Mancini: City will not bottle title
Roberto Mancini is convinced Manchester City will not bottle their Premier League title challenge.
City head to Newcastle on Sunday for their penultimate game, leading Manchester United on goal difference.
Yet they could hardly be facing a trickier task, coming up against the league's in-form team and their brilliant 13-goal striker Papiss Cisse.
It would be enough to make anyone sweat and the Blues have only just recovered from that nightmare run when they dropped points against Swansea, Stoke, Sunderland and Arsenal within the space of a month.
Mancini cannot say whether they will succeed or fail.
However, the Italian is certain. If City's first championship since 1968 is not secured, it will not be because they choked.

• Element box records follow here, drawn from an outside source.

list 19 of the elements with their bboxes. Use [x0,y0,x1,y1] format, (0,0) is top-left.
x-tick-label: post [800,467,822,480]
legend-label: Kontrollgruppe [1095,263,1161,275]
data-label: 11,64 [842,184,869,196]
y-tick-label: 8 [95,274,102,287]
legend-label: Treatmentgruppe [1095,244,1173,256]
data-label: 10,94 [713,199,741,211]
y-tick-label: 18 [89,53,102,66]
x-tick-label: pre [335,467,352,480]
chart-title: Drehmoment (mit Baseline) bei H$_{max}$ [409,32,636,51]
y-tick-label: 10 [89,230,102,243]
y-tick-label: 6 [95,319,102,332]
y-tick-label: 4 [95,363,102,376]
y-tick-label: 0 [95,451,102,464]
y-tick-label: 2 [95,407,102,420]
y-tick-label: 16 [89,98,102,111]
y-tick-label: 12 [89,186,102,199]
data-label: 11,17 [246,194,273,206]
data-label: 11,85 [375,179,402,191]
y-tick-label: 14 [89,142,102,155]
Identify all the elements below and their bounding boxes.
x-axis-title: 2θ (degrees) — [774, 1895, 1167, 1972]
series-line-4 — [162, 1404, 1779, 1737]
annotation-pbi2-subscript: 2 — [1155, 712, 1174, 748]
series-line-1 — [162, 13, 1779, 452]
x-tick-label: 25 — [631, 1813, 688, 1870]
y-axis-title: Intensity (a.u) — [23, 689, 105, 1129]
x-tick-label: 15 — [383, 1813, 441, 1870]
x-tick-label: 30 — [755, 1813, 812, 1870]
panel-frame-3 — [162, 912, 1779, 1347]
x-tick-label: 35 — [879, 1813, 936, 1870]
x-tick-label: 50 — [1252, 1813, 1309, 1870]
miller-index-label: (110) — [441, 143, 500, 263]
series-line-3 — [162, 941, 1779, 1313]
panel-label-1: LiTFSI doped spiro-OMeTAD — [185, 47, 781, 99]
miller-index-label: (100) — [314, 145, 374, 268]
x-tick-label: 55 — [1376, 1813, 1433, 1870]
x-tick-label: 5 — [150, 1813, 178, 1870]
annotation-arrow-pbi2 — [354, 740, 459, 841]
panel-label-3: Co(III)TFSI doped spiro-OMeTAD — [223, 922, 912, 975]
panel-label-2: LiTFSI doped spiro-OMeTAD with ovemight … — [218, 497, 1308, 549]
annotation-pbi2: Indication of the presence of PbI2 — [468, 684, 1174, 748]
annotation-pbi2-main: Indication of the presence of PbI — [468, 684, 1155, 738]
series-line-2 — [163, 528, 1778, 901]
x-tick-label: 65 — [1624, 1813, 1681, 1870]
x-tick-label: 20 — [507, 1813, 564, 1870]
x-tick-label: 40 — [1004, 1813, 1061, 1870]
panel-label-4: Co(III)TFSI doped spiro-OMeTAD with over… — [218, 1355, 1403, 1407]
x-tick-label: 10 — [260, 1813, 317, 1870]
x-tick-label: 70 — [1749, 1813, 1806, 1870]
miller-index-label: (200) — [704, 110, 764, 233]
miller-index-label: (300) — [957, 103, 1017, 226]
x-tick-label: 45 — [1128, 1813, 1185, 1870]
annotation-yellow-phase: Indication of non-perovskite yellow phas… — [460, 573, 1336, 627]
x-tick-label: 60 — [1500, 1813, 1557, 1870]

"That won't happen," he said.
"It happened six weeks ago. I don't know why. Probably because we had some important players injured. But it won't happen now. We can lose because in football you can lose every game. But I am sure we will play a good game."

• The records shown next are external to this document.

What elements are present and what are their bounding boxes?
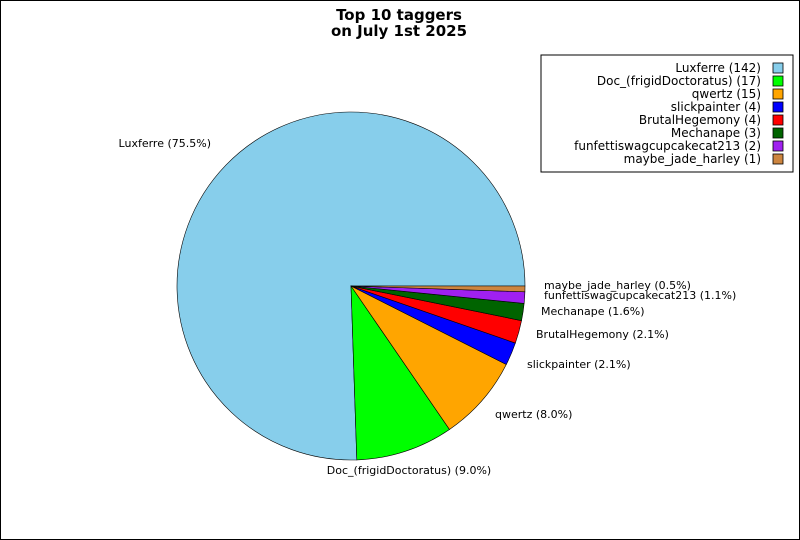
slice-label-slickpainter: slickpainter (2.1%) bbox=[527, 358, 631, 371]
pie-slice-doc-frigiddoctoratus- bbox=[350, 284, 450, 461]
legend-label-slickpainter: slickpainter (4) bbox=[671, 100, 761, 114]
legend: Luxferre (142)Doc_(frigidDoctoratus) (17… bbox=[540, 54, 794, 173]
pie-slices bbox=[176, 111, 526, 461]
legend-label-mechanape: Mechanape (3) bbox=[671, 126, 761, 140]
pie-slice-maybe-jade-harley bbox=[350, 285, 526, 293]
slice-label-brutalhegemony: BrutalHegemony (2.1%) bbox=[536, 328, 669, 341]
legend-label-brutalhegemony: BrutalHegemony (4) bbox=[639, 113, 761, 127]
legend-swatch-doc-frigiddoctoratus- bbox=[772, 75, 784, 87]
legend-swatch-qwertz bbox=[772, 88, 784, 100]
slice-label-funfettiswagcupcakecat213: funfettiswagcupcakecat213 (1.1%) bbox=[544, 289, 736, 302]
slice-label-maybe-jade-harley: maybe_jade_harley (0.5%) bbox=[544, 279, 691, 292]
legend-swatch-maybe-jade-harley bbox=[772, 153, 784, 165]
legend-label-luxferre: Luxferre (142) bbox=[675, 61, 761, 75]
legend-swatch-mechanape bbox=[772, 127, 784, 139]
slice-label-luxferre: Luxferre (75.5%) bbox=[119, 137, 211, 150]
legend-label-funfettiswagcupcakecat213: funfettiswagcupcakecat213 (2) bbox=[574, 139, 761, 153]
slice-label-mechanape: Mechanape (1.6%) bbox=[541, 305, 645, 318]
chart-title-line-2: on July 1st 2025 bbox=[331, 22, 467, 40]
legend-swatch-brutalhegemony bbox=[772, 114, 784, 126]
legend-swatch-luxferre bbox=[772, 62, 784, 74]
legend-box bbox=[540, 54, 794, 173]
slice-label-qwertz: qwertz (8.0%) bbox=[495, 408, 572, 421]
legend-label-maybe-jade-harley: maybe_jade_harley (1) bbox=[624, 152, 761, 166]
chart-title-line-1: Top 10 taggers bbox=[336, 6, 462, 24]
slice-label-doc-frigiddoctoratus-: Doc_(frigidDoctoratus) (9.0%) bbox=[327, 464, 491, 477]
legend-label-doc-frigiddoctoratus-: Doc_(frigidDoctoratus) (17) bbox=[597, 74, 761, 88]
legend-swatch-funfettiswagcupcakecat213 bbox=[772, 140, 784, 152]
slice-labels: Luxferre (75.5%) Doc_(frigidDoctoratus) (… bbox=[119, 137, 737, 477]
legend-swatch-slickpainter bbox=[772, 101, 784, 113]
legend-label-qwertz: qwertz (15) bbox=[692, 87, 761, 101]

City are presently the Premier League's top scorers. They also have the meanest defense and have done the double over United for only the second time in 42 years.
By any rational assessment, they have been the best team this season.

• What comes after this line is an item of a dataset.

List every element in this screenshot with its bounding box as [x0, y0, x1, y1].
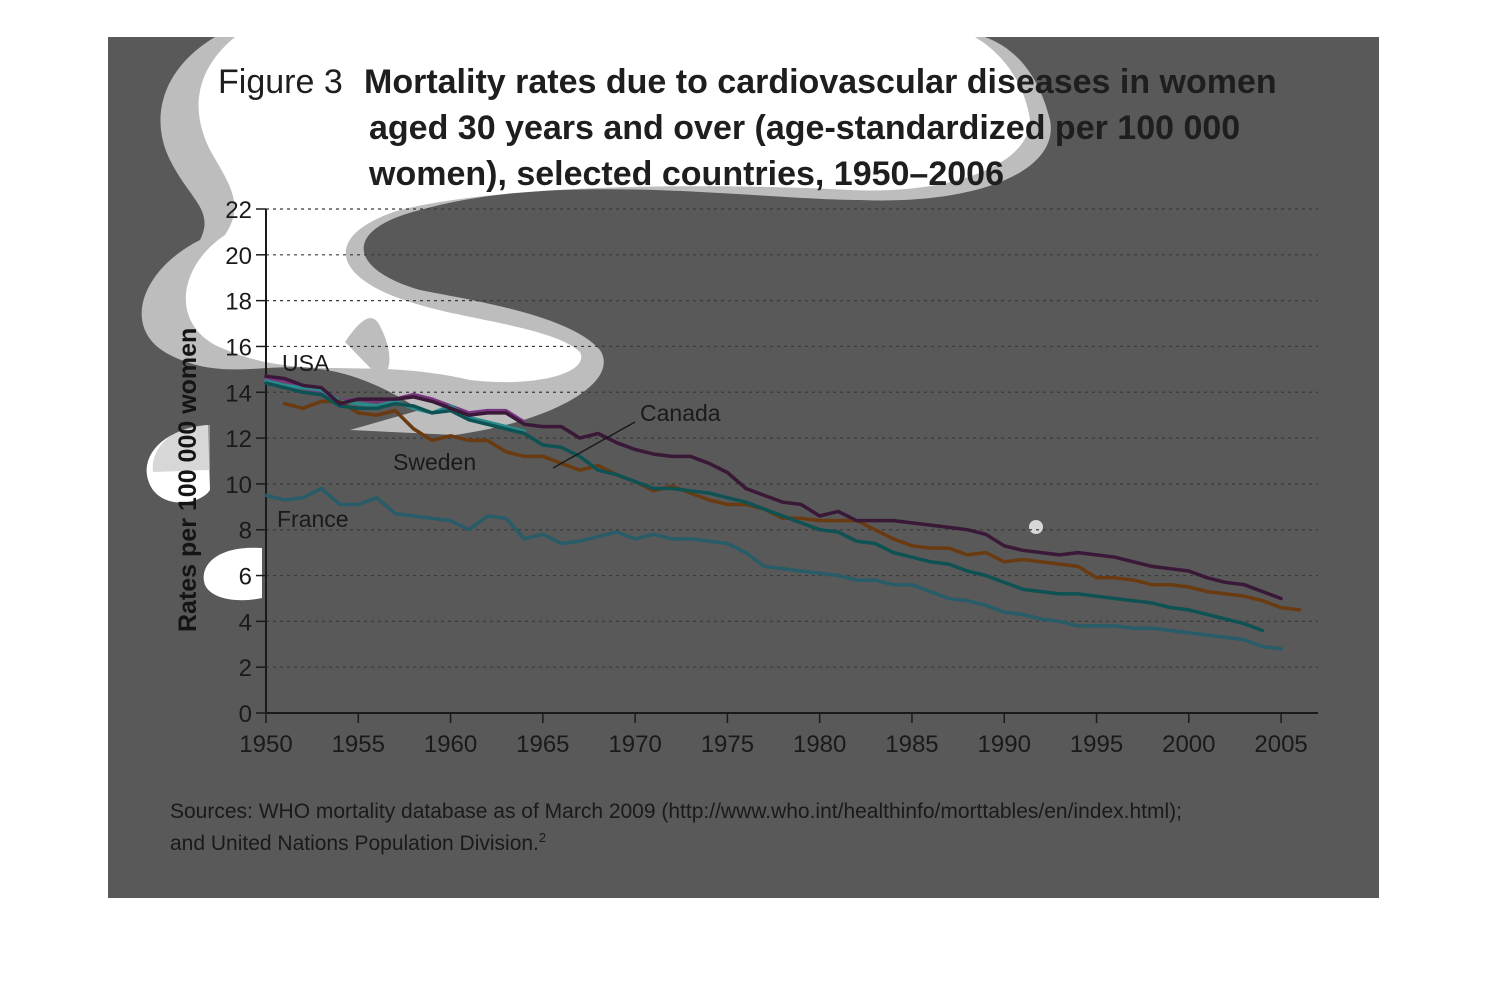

So far though, it means nothing.
And, just as he would doubtless shake his head at those City fans who claim they would be happy to win nothing else as long as this season's title was secure, Mancini is deriving little pleasure from what his players have done thus far.
"We are the best team in Manchester. To be the best in the country we need to win the next two games," he said with a smile.
"It is not important to beat United twice or beat Chelsea. The only important thing is to win the championship at the end."
Nevertheless, Mancini believes City's changed mentality comes from a previous meeting with United.
Not that six-goal drubbing in October, but the FA Cup defeat in January, when it appeared United would exact maximum revenge but ended up clinging on for a 3-2 win.
"For playing against United the FA Cup game in January when we lost 3-2 was really important," he said.
"It wasn't the 6-1. That game was easy. But in the FA Cup, we had to play with 10 men for 80 minutes and we were also 3-0 down.
"We recovered that game, and although we lost, they didn't have a shot in the second half, even though they had 11 players and we had a chance to score the third goal. It changed our mentality against them."